The USS Cole “and other naval assets” are tracking the Russian spy ship, U.S. military officials told CNN. “A second official told CNN last week that based on historical patterns the ship is likely on a four-to-six month deployment off the East Coast where it will be conducting intelligence operations.” A bit more, here.

Russia says its first shipment of S-400 air defense systems to China has been sent, The Diplomat reports. “China and Russia concluded a deal for the procurement of four to six S-400 units in November 2014, making Beijing the S-400s first international customer. The contract value is estimated at around $3 billion.” More on the system’s specs, here.

China’s most advanced jet just completed its first combat air exercises, The Diplomat reported separately on Monday. “The military channel of China Central Television (CCTV) showed video footage of J-20s flying alongside H-6K long-range bombers and Xian Y-20 large military transport aircraft in March 2017.”
A bit more about the aircraft: “The J-20A is a twin-engine single-seat fifth-generation (designated fourth-generation in the PLAAF) stealth fighter… designed for long-range fighter missions such as attacking enemy support aircraft including tankers with PL-12 beyond visual range air-to-air missiles.” Read on, here.

Pro tip: Do not threaten mass murder (ever, really — but especially) on a major news organization. Atlanta CBS affiliate WGCL reports Michigan native, 19 year-old Brandon Griesemer, “was arrested after an FBI investigation, accused of threatening to travel to Atlanta to commit mass murder at CNN headquarters.” Before his arrest, he’d made 22 calls to the network, beginning with claims of “fake news” and ending with threats of violence.
He said lots of not-smart things over the phone before investigators traced his call and made the arrest. More over here. Or read CNN’s longer look at Griesemer’s recent police history, here.

And finally today: Remember last week’s contentious terrorism report from the Justice and Homeland Security Departments?

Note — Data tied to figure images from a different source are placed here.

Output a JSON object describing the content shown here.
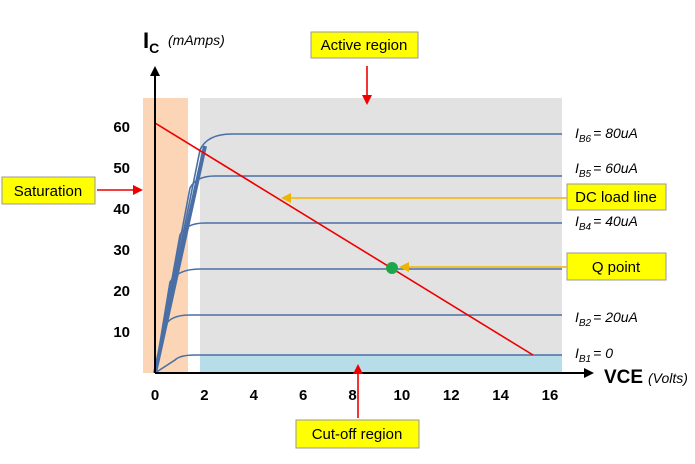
{
  "y_axis": {
    "symbol": "I",
    "subscript": "C",
    "unit": "(mAmps)",
    "ticks": [
      10,
      20,
      30,
      40,
      50,
      60
    ]
  },
  "x_axis": {
    "label": "VCE",
    "unit": "(Volts)",
    "ticks": [
      0,
      2,
      4,
      6,
      8,
      10,
      12,
      14,
      16
    ]
  },
  "curve_labels": [
    {
      "symbol": "I",
      "subscript": "B6",
      "text": "= 80uA"
    },
    {
      "symbol": "I",
      "subscript": "B5",
      "text": "= 60uA"
    },
    {
      "symbol": "I",
      "subscript": "B4",
      "text": "= 40uA"
    },
    {
      "symbol": "I",
      "subscript": "B2",
      "text": "= 20uA"
    },
    {
      "symbol": "I",
      "subscript": "B1",
      "text": "= 0"
    }
  ],
  "callouts": {
    "active": "Active region",
    "saturation": "Saturation",
    "load_line": "DC load line",
    "q_point": "Q point",
    "cutoff": "Cut-off region"
  }
}
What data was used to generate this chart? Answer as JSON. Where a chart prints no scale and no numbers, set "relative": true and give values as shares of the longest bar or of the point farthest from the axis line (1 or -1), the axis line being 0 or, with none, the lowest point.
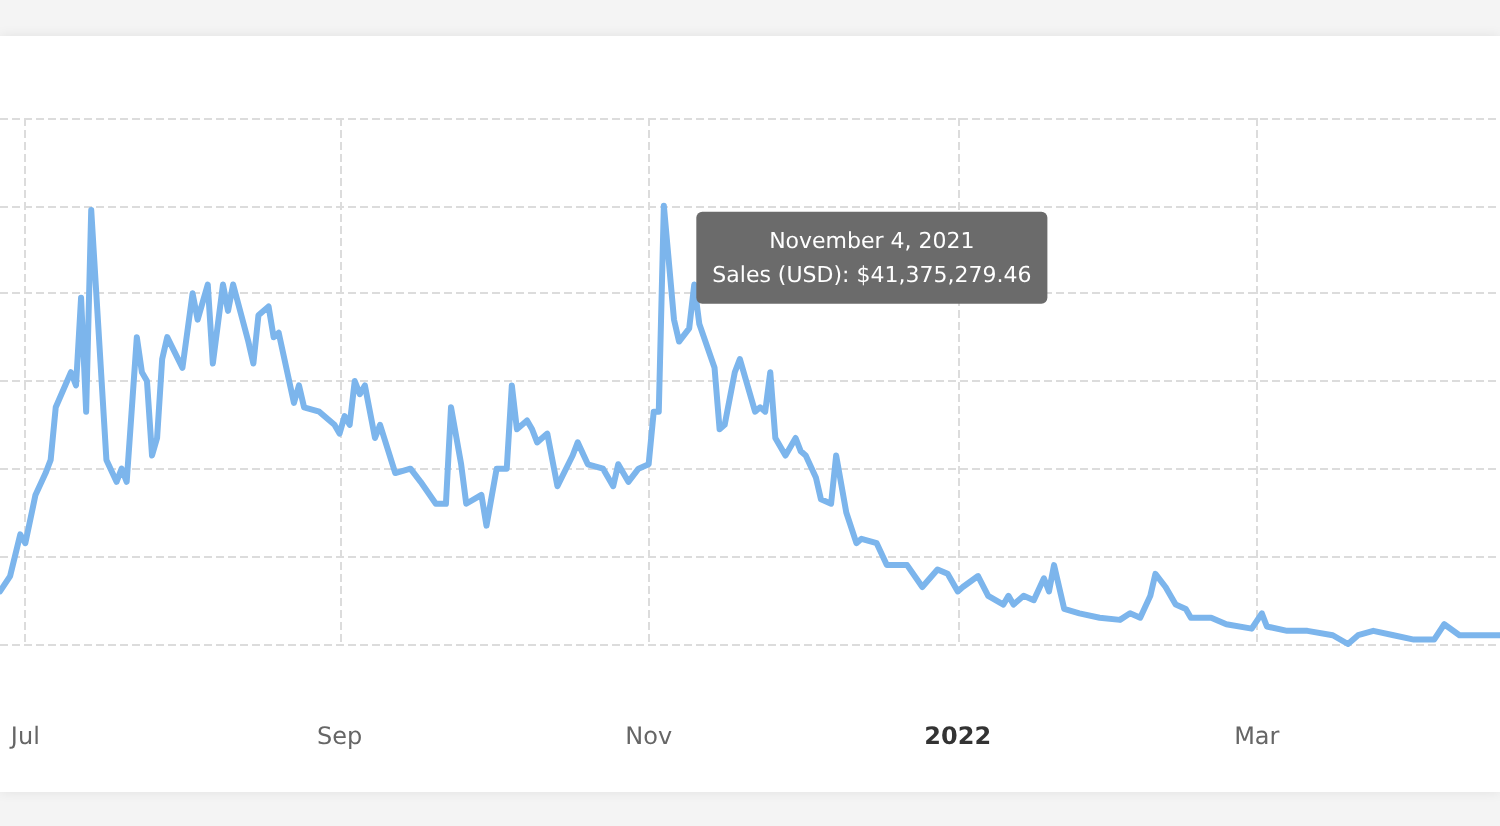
{
  "chart_data": {
    "type": "line",
    "relative": true,
    "grid": true,
    "marker": "none",
    "line_style": "solid",
    "xlim": [
      "2021-06-26",
      "2022-04-18"
    ],
    "xticks": [
      {
        "value": "2021-07-01",
        "label": "Jul"
      },
      {
        "value": "2021-09-01",
        "label": "Sep"
      },
      {
        "value": "2021-11-01",
        "label": "Nov"
      },
      {
        "value": "2022-01-01",
        "label": "2022"
      },
      {
        "value": "2022-03-01",
        "label": "Mar"
      }
    ],
    "annotations": [
      {
        "text": "November 4, 2021\nSales (USD): $41,375,279.46",
        "x": "2021-11-04",
        "y": 1
      }
    ],
    "series": [
      {
        "color": "#7cb5ec",
        "x": [
          "2021-06-26",
          "2021-06-28",
          "2021-06-30",
          "2021-07-01",
          "2021-07-03",
          "2021-07-05",
          "2021-07-06",
          "2021-07-07",
          "2021-07-10",
          "2021-07-11",
          "2021-07-12",
          "2021-07-13",
          "2021-07-14",
          "2021-07-17",
          "2021-07-19",
          "2021-07-20",
          "2021-07-21",
          "2021-07-23",
          "2021-07-24",
          "2021-07-25",
          "2021-07-26",
          "2021-07-27",
          "2021-07-28",
          "2021-07-29",
          "2021-08-01",
          "2021-08-03",
          "2021-08-04",
          "2021-08-06",
          "2021-08-07",
          "2021-08-09",
          "2021-08-10",
          "2021-08-11",
          "2021-08-14",
          "2021-08-15",
          "2021-08-16",
          "2021-08-18",
          "2021-08-19",
          "2021-08-20",
          "2021-08-23",
          "2021-08-24",
          "2021-08-25",
          "2021-08-28",
          "2021-08-31",
          "2021-09-01",
          "2021-09-02",
          "2021-09-03",
          "2021-09-04",
          "2021-09-05",
          "2021-09-06",
          "2021-09-08",
          "2021-09-09",
          "2021-09-12",
          "2021-09-15",
          "2021-09-17",
          "2021-09-20",
          "2021-09-22",
          "2021-09-23",
          "2021-09-25",
          "2021-09-26",
          "2021-09-29",
          "2021-09-30",
          "2021-10-02",
          "2021-10-04",
          "2021-10-05",
          "2021-10-06",
          "2021-10-08",
          "2021-10-09",
          "2021-10-10",
          "2021-10-12",
          "2021-10-14",
          "2021-10-17",
          "2021-10-18",
          "2021-10-20",
          "2021-10-23",
          "2021-10-25",
          "2021-10-26",
          "2021-10-28",
          "2021-10-30",
          "2021-11-01",
          "2021-11-02",
          "2021-11-03",
          "2021-11-04",
          "2021-11-06",
          "2021-11-07",
          "2021-11-09",
          "2021-11-10",
          "2021-11-11",
          "2021-11-14",
          "2021-11-15",
          "2021-11-16",
          "2021-11-18",
          "2021-11-19",
          "2021-11-22",
          "2021-11-23",
          "2021-11-24",
          "2021-11-25",
          "2021-11-26",
          "2021-11-28",
          "2021-11-30",
          "2021-12-01",
          "2021-12-02",
          "2021-12-04",
          "2021-12-05",
          "2021-12-07",
          "2021-12-08",
          "2021-12-10",
          "2021-12-12",
          "2021-12-13",
          "2021-12-16",
          "2021-12-18",
          "2021-12-22",
          "2021-12-25",
          "2021-12-28",
          "2021-12-30",
          "2022-01-01",
          "2022-01-02",
          "2022-01-05",
          "2022-01-07",
          "2022-01-10",
          "2022-01-11",
          "2022-01-12",
          "2022-01-14",
          "2022-01-16",
          "2022-01-18",
          "2022-01-19",
          "2022-01-20",
          "2022-01-22",
          "2022-01-25",
          "2022-01-29",
          "2022-02-02",
          "2022-02-04",
          "2022-02-06",
          "2022-02-08",
          "2022-02-09",
          "2022-02-11",
          "2022-02-13",
          "2022-02-15",
          "2022-02-16",
          "2022-02-20",
          "2022-02-23",
          "2022-02-28",
          "2022-03-02",
          "2022-03-03",
          "2022-03-07",
          "2022-03-11",
          "2022-03-16",
          "2022-03-19",
          "2022-03-21",
          "2022-03-24",
          "2022-03-28",
          "2022-04-01",
          "2022-04-05",
          "2022-04-07",
          "2022-04-10",
          "2022-04-14",
          "2022-04-18"
        ],
        "values": [
          0.12,
          0.155,
          0.25,
          0.23,
          0.34,
          0.39,
          0.42,
          0.54,
          0.62,
          0.59,
          0.79,
          0.53,
          0.99,
          0.42,
          0.37,
          0.4,
          0.37,
          0.7,
          0.62,
          0.6,
          0.43,
          0.47,
          0.65,
          0.7,
          0.63,
          0.8,
          0.74,
          0.82,
          0.64,
          0.82,
          0.76,
          0.82,
          0.69,
          0.64,
          0.75,
          0.77,
          0.7,
          0.71,
          0.55,
          0.59,
          0.54,
          0.53,
          0.5,
          0.48,
          0.52,
          0.5,
          0.6,
          0.57,
          0.59,
          0.47,
          0.5,
          0.39,
          0.4,
          0.37,
          0.32,
          0.32,
          0.54,
          0.41,
          0.32,
          0.34,
          0.27,
          0.4,
          0.4,
          0.59,
          0.49,
          0.51,
          0.49,
          0.46,
          0.48,
          0.36,
          0.43,
          0.46,
          0.41,
          0.4,
          0.36,
          0.41,
          0.37,
          0.4,
          0.41,
          0.53,
          0.53,
          1,
          0.74,
          0.69,
          0.72,
          0.82,
          0.73,
          0.63,
          0.49,
          0.5,
          0.62,
          0.65,
          0.53,
          0.54,
          0.53,
          0.62,
          0.47,
          0.43,
          0.47,
          0.44,
          0.43,
          0.38,
          0.33,
          0.32,
          0.43,
          0.3,
          0.23,
          0.24,
          0.23,
          0.18,
          0.18,
          0.13,
          0.17,
          0.16,
          0.12,
          0.13,
          0.155,
          0.11,
          0.09,
          0.11,
          0.09,
          0.11,
          0.1,
          0.15,
          0.12,
          0.18,
          0.08,
          0.07,
          0.06,
          0.055,
          0.07,
          0.06,
          0.11,
          0.16,
          0.13,
          0.09,
          0.08,
          0.06,
          0.06,
          0.045,
          0.035,
          0.07,
          0.04,
          0.03,
          0.03,
          0.02,
          0,
          0.02,
          0.03,
          0.02,
          0.01,
          0.01,
          0.045,
          0.02,
          0.02,
          0.02
        ]
      }
    ]
  }
}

It actually had nothing to do with the Department of Homeland Security, The Daily Beast reported Monday. “According to a government source familiar with the episode, Attorney General Jeff Sessions’ office took charge of the report’s assemblage of statistics—which some terrorism analysts consider highly misleading—and sent it to DHS Secretary Kirstjen M. Nielsen for her imprimatur after it was all but finalized.”
The problem: “Career professional analysts at DHS communicated to the Justice Department that the data sought for the report simply did not exist within their department.”
Why the data doesn’t exist:DHS, multiple sources said, does not track or correlate international terrorism data by citizenship or country of origin, and have warned the Trump administration that doing so risks a misleading portrait of both terrorism and immigration.”